Why no type inference for union types?

bilal-fazlani · January 13, 2021, 5:17pm

What stops scala from having type inference for union types?

Union types are excellent feature addition to scala. But I feel very limited as it does not provide type inference like other types.

For example

val x = if some_condition then true else 0

Is inferred as Any.

Where as

sealed trait Employee extends Person
case object A extends Employee
case object B extends Employee

sealed trait Person
case object C extends Person

val x = if some_condition then A else C

Is inferred correctly as Person

I see some other languages like typescript providing type inference for union types

ysthakur · January 13, 2021, 7:43pm

It’s likely to make sure you don’t get union types that are too precise. Having List(1, 1.2, "foo", List(1, 2)) inferred as List[Int | Double | String | List[Int]] instead of List[Any] would be annoying.

Relevant StackOverflow question.

smarter · January 13, 2021, 8:00pm

More than just being annoying, it can also break implicit search, for example: https://github.com/lampepfl/dotty/blob/master/tests/pos/i7829.scala#L24

nafg · January 13, 2021, 9:08pm

Wouldn’t that work if Inv was covariant? Is (A | B) <: Base? (I assume the comment should say A|B not X|Y.)

In any case I don’t think that argues it “breaks” implicit search, rather it affects it. The reverse is true after all: There could be implicits that would be found if the union were preserved and won’t be found if it’s not preserved.

Unless you mean relative to Scala 2, but aren’t we breaking type inference and implicit resolution a lot already?

Alternatively, couldn’t implicit search be smarter? That is, first try to type the getInv expression with T being the union type, then if implicit resolution fails, try to retype it with T as the LUB as a fallback. Does Scala 3 fix T once it assigns it based on the first parameter list (similar to foldLeft type inference issue)? If the second parameter list can still affect T then this wouldn’t need a lot of changes to type checking, it would be more about expanding implicit resolution, although I guess it’s more complicated because not every implicit search for a union type is valid resolving via its LUB. It’s valid here since it isn’t set in stone that we want specifically the union type; if implicit search only finds a result for the LUB then that should typecheck. Maybe it’s also valid when the union and the LUB are equivalent, such as a sealed trait hierarchy? I guess that probably has holes.

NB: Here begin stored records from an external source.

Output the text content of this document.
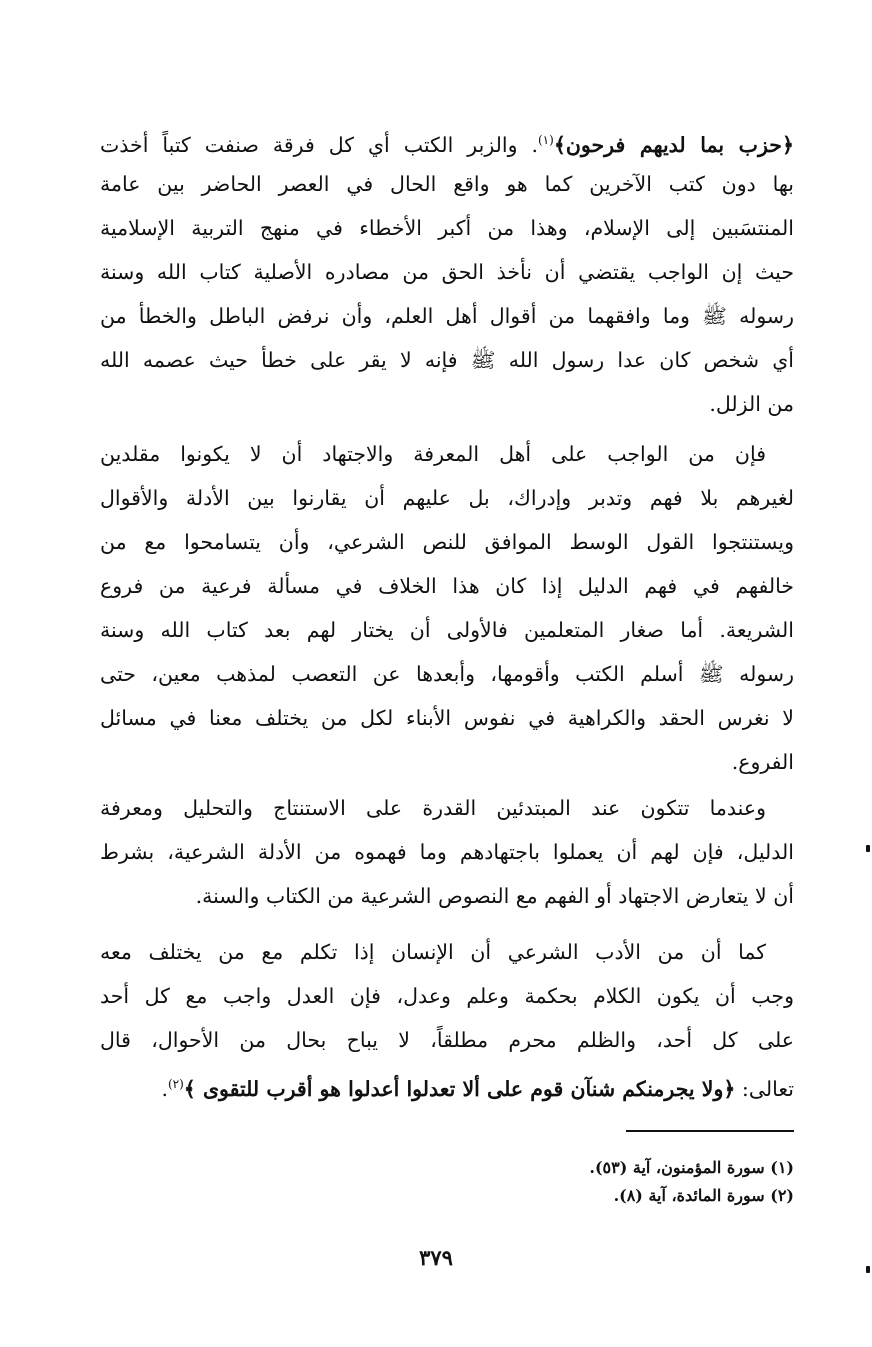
﴿حزب بما لديهم فرحون﴾$^{(١)}$. والزبر الكتب أي كل فرقة صنفت كتباً أخذت
بها دون كتب الآخرين كما هو واقع الحال في العصر الحاضر بين عامة
المنتسَبين إلى الإسلام، وهذا من أكبر الأخطاء في منهج التربية الإسلامية
حيث إن الواجب يقتضي أن نأخذ الحق من مصادره الأصلية كتاب الله وسنة
رسوله ﷺ وما وافقهما من أقوال أهل العلم، وأن نرفض الباطل والخطأ من
أي شخص كان عدا رسول الله ﷺ فإنه لا يقر على خطأ حيث عصمه الله
من الزلل.
فإن من الواجب على أهل المعرفة والاجتهاد أن لا يكونوا مقلدين
لغيرهم بلا فهم وتدبر وإدراك، بل عليهم أن يقارنوا بين الأدلة والأقوال
ويستنتجوا القول الوسط الموافق للنص الشرعي، وأن يتسامحوا مع من
خالفهم في فهم الدليل إذا كان هذا الخلاف في مسألة فرعية من فروع
الشريعة. أما صغار المتعلمين فالأولى أن يختار لهم بعد كتاب الله وسنة
رسوله ﷺ أسلم الكتب وأقومها، وأبعدها عن التعصب لمذهب معين، حتى
لا نغرس الحقد والكراهية في نفوس الأبناء لكل من يختلف معنا في مسائل
الفروع.
وعندما تتكون عند المبتدئين القدرة على الاستنتاج والتحليل ومعرفة
الدليل، فإن لهم أن يعملوا باجتهادهم وما فهموه من الأدلة الشرعية، بشرط
أن لا يتعارض الاجتهاد أو الفهم مع النصوص الشرعية من الكتاب والسنة.
كما أن من الأدب الشرعي أن الإنسان إذا تكلم مع من يختلف معه
وجب أن يكون الكلام بحكمة وعلم وعدل، فإن العدل واجب مع كل أحد
على كل أحد، والظلم محرم مطلقاً، لا يباح بحال من الأحوال، قال
تعالى: ﴿ولا يجرمنكم شنآن قوم على ألا تعدلوا أعدلوا هو أقرب للتقوى ﴾$^{(٢)}$.
(١) سورة المؤمنون، آية (٥٣).
(٢) سورة المائدة، آية (٨).
٣٧٩
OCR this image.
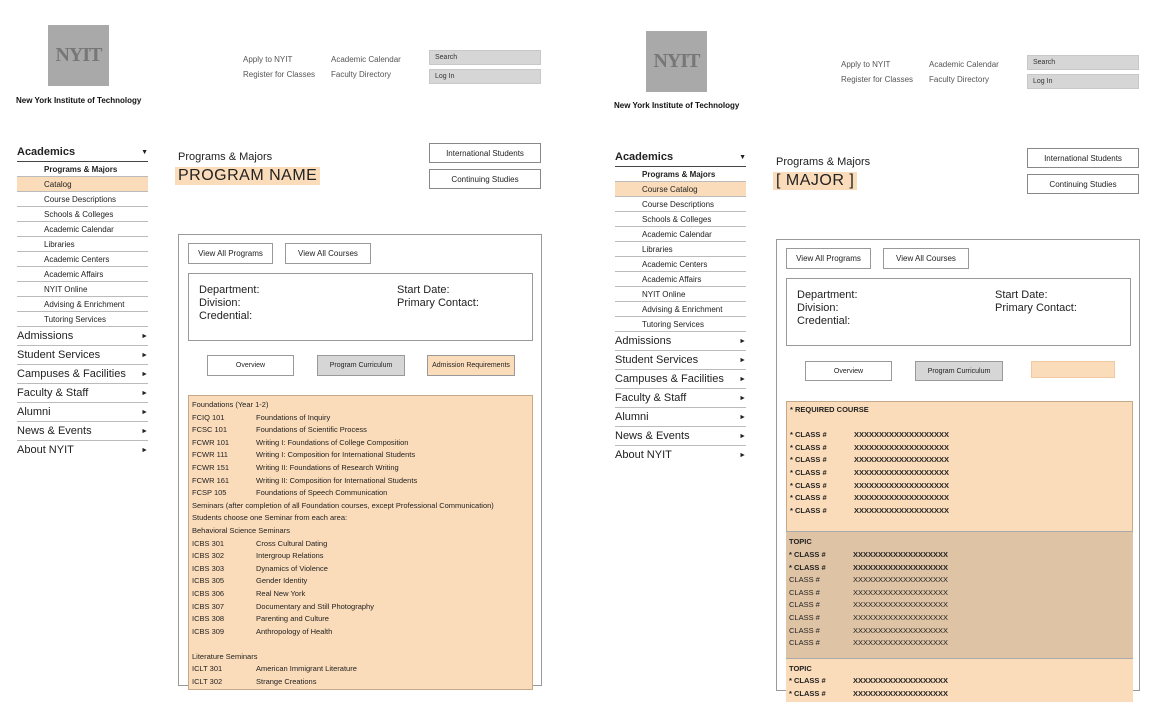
NYIT
New York Institute of Technology
Apply to NYIT
Register for Classes
Academic Calendar
Faculty Directory
Search
Log In
Academics	▼
Programs & Majors
Catalog
Course Descriptions
Schools & Colleges
Academic Calendar
Libraries
Academic Centers
Academic Affairs
NYIT Online
Advising & Enrichment
Tutoring Services
Admissions	►
Student Services	►
Campuses & Facilities ►
Faculty & Staff	►
Alumni	►
News & Events	►
About NYIT	►
Programs & Majors
PROGRAM NAME
International Students
Continuing Studies
View All Programs	View All Courses
Department:
Division:
Credential:
Start Date:
Primary Contact:
Overview	Program Curriculum	Admission Requirements
Foundations (Year 1-2)
FCIQ 101	Foundations of Inquiry
FCSC 101	Foundations of Scientific Process
FCWR 101	Writing I: Foundations of College Composition
FCWR 111	Writing I: Composition for International Students
FCWR 151	Writing II: Foundations of Research Writing
FCWR 161	Writing II: Composition for International Students
FCSP 105	Foundations of Speech Communication
Seminars (after completion of all Foundation courses, except Professional Communication)
Students choose one Seminar from each area:
Behavioral Science Seminars
ICBS 301	Cross Cultural Dating
ICBS 302	Intergroup Relations
ICBS 303	Dynamics of Violence
ICBS 305	Gender Identity
ICBS 306	Real New York
ICBS 307	Documentary and Still Photography
ICBS 308	Parenting and Culture
ICBS 309	Anthropology of Health
Literature Seminars
ICLT 301	American Immigrant Literature
ICLT 302	Strange Creations
NYIT
New York Institute of Technology
Apply to NYIT
Register for Classes
Academic Calendar
Faculty Directory
Search
Log In
Academics	▼
Programs & Majors
Course Catalog
Course Descriptions
Schools & Colleges
Academic Calendar
Libraries
Academic Centers
Academic Affairs
NYIT Online
Advising & Enrichment
Tutoring Services
Admissions	►
Student Services	►
Campuses & Facilities ►
Faculty & Staff	►
Alumni	►
News & Events	►
About NYIT	►
Programs & Majors
[ MAJOR ]
International Students
Continuing Studies
View All Programs	View All Courses
Department:
Division:
Credential:
Start Date:
Primary Contact:
Overview	Program Curriculum
* REQUIRED COURSE
* CLASS #	XXXXXXXXXXXXXXXXXXX
* CLASS #	XXXXXXXXXXXXXXXXXXX
* CLASS #	XXXXXXXXXXXXXXXXXXX
* CLASS #	XXXXXXXXXXXXXXXXXXX
* CLASS #	XXXXXXXXXXXXXXXXXXX
* CLASS #	XXXXXXXXXXXXXXXXXXX
* CLASS #	XXXXXXXXXXXXXXXXXXX
TOPIC
* CLASS #	XXXXXXXXXXXXXXXXXXX
* CLASS #	XXXXXXXXXXXXXXXXXXX
CLASS #	XXXXXXXXXXXXXXXXXXX
CLASS #	XXXXXXXXXXXXXXXXXXX
CLASS #	XXXXXXXXXXXXXXXXXXX
CLASS #	XXXXXXXXXXXXXXXXXXX
CLASS #	XXXXXXXXXXXXXXXXXXX
CLASS #	XXXXXXXXXXXXXXXXXXX
TOPIC
* CLASS #	XXXXXXXXXXXXXXXXXXX
* CLASS #	XXXXXXXXXXXXXXXXXXX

Maybe a better idea is the type could be resolved more lazily? That is, the expression if (true) new A else new B should produce neither A|B nor Base, but rather a special type that basically says “this could go either way, potentially A|B and potentially Base,” and then after processing the first parameter list of getInv T is “fixed” to this ‘quantum’ type. Next implicit search would be performed with this T, giving a union type resolution higher priority. The result would settle T to either a union type or the LUB, depending what it found. If nothing is found the error message should reflect that it tried both.

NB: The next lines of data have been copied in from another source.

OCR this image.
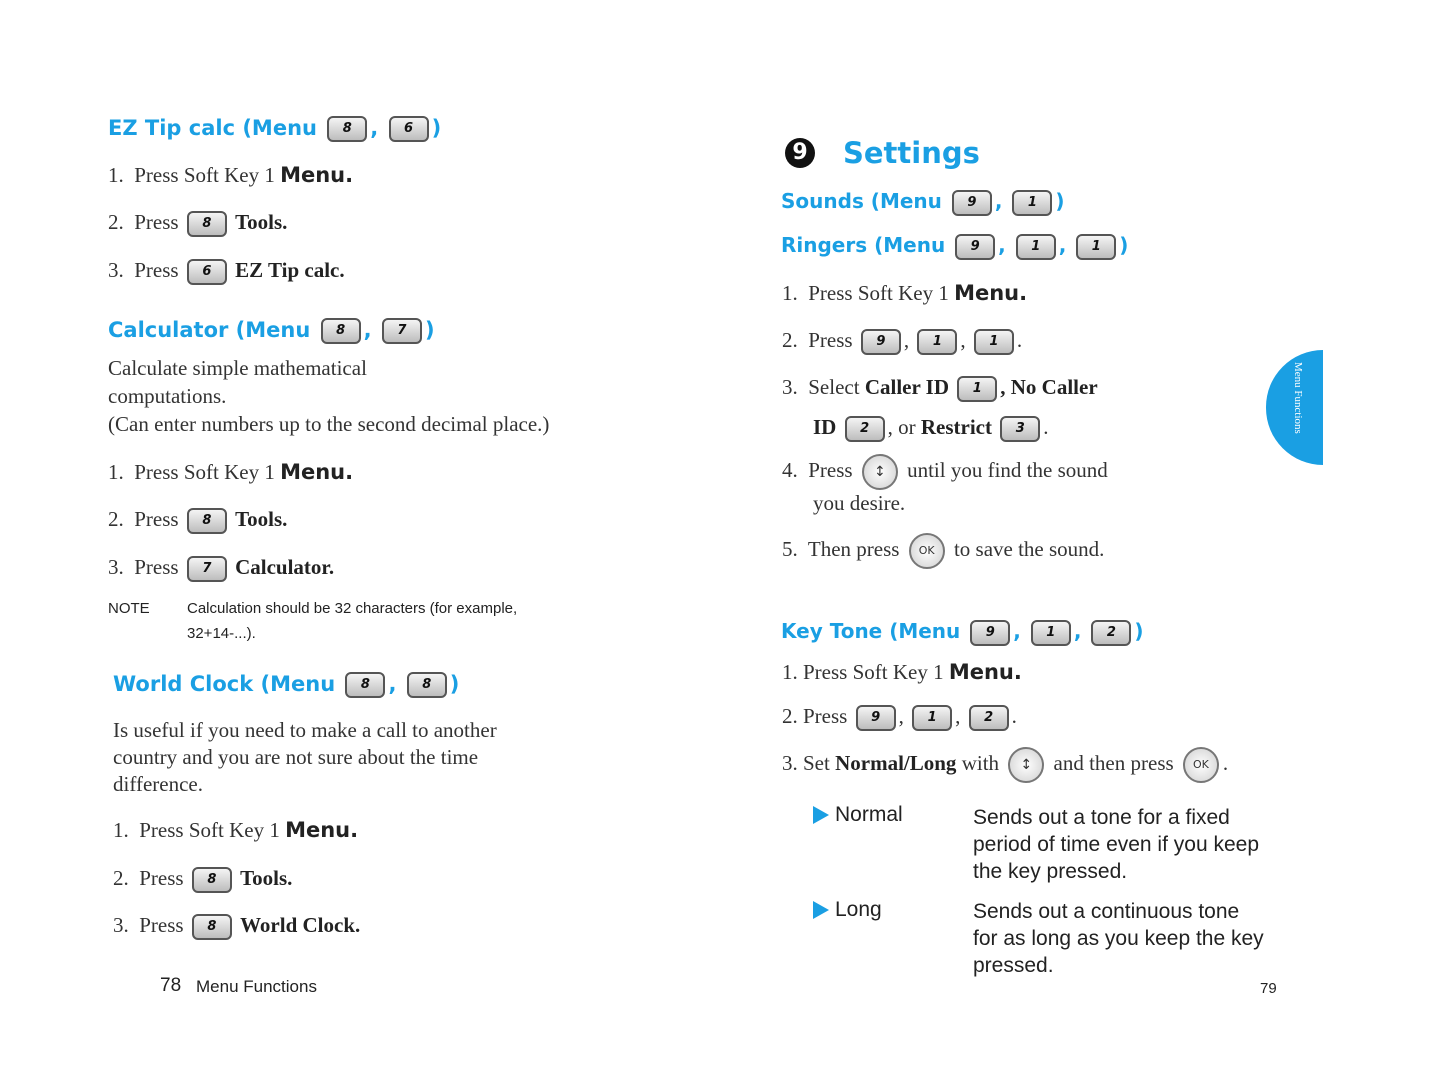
EZ Tip calc (Menu 8 , 6 )
1. Press Soft Key 1 Menu.
2. Press 8 Tools.
3. Press 6 EZ Tip calc.
Calculator (Menu 8 , 7 )
Calculate simple mathematical
computations.
(Can enter numbers up to the second decimal place.)
1. Press Soft Key 1 Menu.
2. Press 8 Tools.
3. Press 7 Calculator.
NOTE Calculation should be 32 characters (for example,
32+14-...).
World Clock (Menu 8 , 8 )
Is useful if you need to make a call to another
country and you are not sure about the time
difference.
1. Press Soft Key 1 Menu.
2. Press 8 Tools.
3. Press 8 World Clock.
78 Menu Functions
9 Settings
Sounds (Menu 9 , 1 )
Ringers (Menu 9 , 1 , 1 )
1. Press Soft Key 1 Menu.
2. Press 9 , 1 , 1 .
3. Select Caller ID 1 , No Caller
ID 2 , or Restrict 3 .
4. Press ↕ until you find the sound
you desire.
5. Then press OK to save the sound.
Key Tone (Menu 9 , 1 , 2 )
1. Press Soft Key 1 Menu.
2. Press 9 , 1 , 2 .
3. Set Normal/Long with ↕ and then press OK .
Normal	Sends out a tone for a fixed
period of time even if you keep
the key pressed.
Long	Sends out a continuous tone
for as long as you keep the key
pressed.
Menu Functions
79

There would have to be a rule that says that if once typing succeeds a type is still in this “quantum” state, the type should be settled. At this point perhaps LUB wins, or perhaps it depends on the complexity of the union type.

smarter · January 13, 2021, 9:23pm

Yes.

“A lot” is relative, if we were to infer union type everywhere, we would probably break an order of magnitude more code than we already broke (consider that most typeclasses like Functor, Monad, … are invariant, and there’s no easy way to make them variant).

In many situation it would indeed help to be able to “try x, if it fails then try y”, but this is backtracking which leads to exponential blowup unless it’s extremely carefully managed and limited.

This is already how type inference works, we create type variables which get constrained and only instantiated when they need to (see my talk on the subject: https://www.youtube.com/watch?v=lMvOykNQ4zs). We still instantiate some type variables before doing an implicit search because if we don’t do it we run into the opposite problem: ambiguous implicit errors because now multiple implicits end up being valid, with none being more specific than the others.

nafg · January 14, 2021, 12:39am

Couldn’t you say that unions are more specific than their LUB?

smarter · January 14, 2021, 12:59am

It is since it’s a subtype, but when you’re doing an implicit search for MyTypeclass[X], if MyTypeclass is invariant in its type parameter then MyTypeclass[A | B] is not more or less specific than MyTypeClass[SuperType].

nafg · January 14, 2021, 8:47am

I hear, because the typeclass is not a subtype (due to invariance) there’s nothing making it more specific.

What I’m saying is that this needs to be special-cased. Implicit search needs to be able find results both for the union type and for the lub, with the union type having higher priority, and whichever succeeds influences what T will be.

megri · January 14, 2021, 9:51am

Aside from the discussion about implicit resolution, I would absolutely love if this union was inferred rather than Any. Not only would it better–in fact, exactly—communicate the type of the list, it would make debugging an unexpected type much simpler since it is easy to spot the undesired type at a glance.

RubenVerg · January 14, 2021, 10:07am

What about some kind of “marker type” eg

def foo(x: List[String]): Union = {
  if (x.size < 5) x
  else x map _.toInt
}

is inferred to List[String | Int] while no explicit return type goes LUB?

RubenVerg · January 14, 2021, 10:09am

wait, isn’t if a then true else 0 inferred to AnyVal?

dcsobral · January 14, 2021, 4:59pm

There’s a whole lot of people that hate when Any is inferred, as it is often an indication of error, not design. Inferring an union instead of Any would be the same.

What perhaps might be nice would be a way of telling the compiler to infer an union for you. Something like:

def: testX(x: X): [|] = if someCondition(x) then true else 0
def testXx(lst: List[X]): List[|] = lst.map(testX)

Ultimately, however, I think the best place for this kind of thing are IDEs. Let them offer a refactoring to declare an explicit union type, or turn a more generic type into a more specific union type.

morgen-peschke · January 14, 2021, 5:21pm

While it’s true they’re both errors, inferring a union instead of Any is going to generate a far more informative compilation error.

dcsobral · January 14, 2021, 5:33pm

Agreed.

RubenVerg · January 15, 2021, 7:02am

I thought that’s what I said?